Primary reconstruction of orbital fractures can be difficult due to the complexity of the anatomical region involved, the limited operative view, the extreme precision required for surgery, and possible surgical complications.
Manson et al. described two of the fundamental principles of surgical correction of orbital defects: a full dissection of the bony orbital soft tissues, especially in the posterior orbit; and bony orbital volume restoration by insertion of a plate to correct the vertical and anteroposterior position of the ocular globe (Manson et al., 1987; Grant et al., 1997). These principles highlight one of the most important elements of accurate orbital reconstruction — the positioning of the plate. Current efforts are directed towards the development of optimal orbital titanium meshes, preoperative planning software, and intraoperative navigation technologies (Scolozzi et al., 2010; Fawzy et al., 2022; Osaki et al., 2020).
Although the use of customized orbital implants is becoming increasingly popular, preformed meshes still appear to be the most common plates used for orbital fracture treatment (Huempfner-Hierl et al., 2015; Nikunen et al., 2021). In addition, the most recent preformed meshes have been shown to have the right shape to guarantee accurate reconstruction of the orbital wall anatomy — for the orbital floor, with or without medial wall fractures (Nikunen et al., 2021; Purnell et al., 2018).
Both plates still require meticulous placement, allowing only one position, because a different positioning might lead to errors during reconstruction. Intraoperative navigation has allowed increasing degrees of accuracy in the treatment of orbital fractures. Since its appearance, numerous articles have endorsed its effectiveness for orbital reconstruction. Many studies have aimed to compare orbital reconstruction precision using a customized orbital implant or a preformed titanium mesh. In most of these, orbital reconstruction was significantly more precise when customized implants were used. However, the role of navigation in the use of individualized implants makes it difficult to truly attribute the improved precision only to the customized implant (Zimmerer et al., 2016; Rana et al., 2015a).

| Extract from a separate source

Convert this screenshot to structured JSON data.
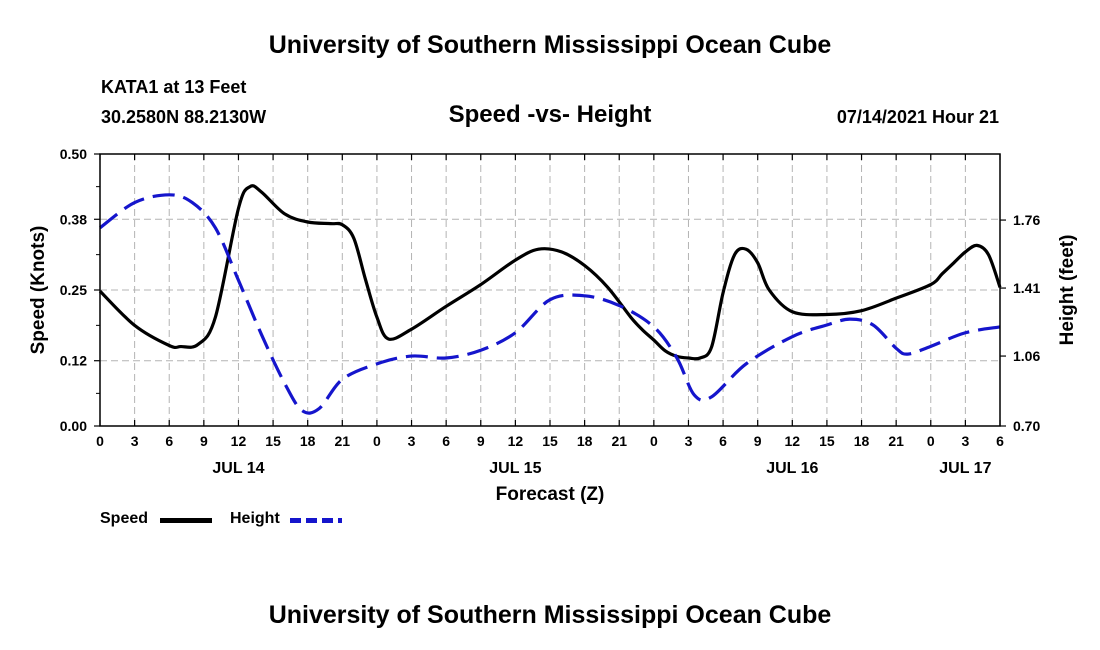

To date, there has been no study comparing the precision of orbital reconstruction using customized or preformed orbital meshes in a truly homogeneous group of patients.
The aim of our study was to compare the precision of orbital reconstruction and the surgical benefits of 3D preformed orbital mesh and customized orbital implants, respectively, using preoperative virtual surgical planning (VSP) and intraoperative image-guided navigation in the early treatment of unilateral inferomedial orbital fracture.
Furthermore, the authors aimed to demonstrate that the quality of orbital reconstruction results is proportional to the accuracy of the mesh position. Thus, the use of intraoperative navigation would allow accurate reconstruction of the orbit with the preformed titanium mesh as well as with the customized implant. A prospective intraoperative application of these two techniques was used over a period of 6 years, in a single center and in a single-operator case series, and the results were analyzed retrospectively.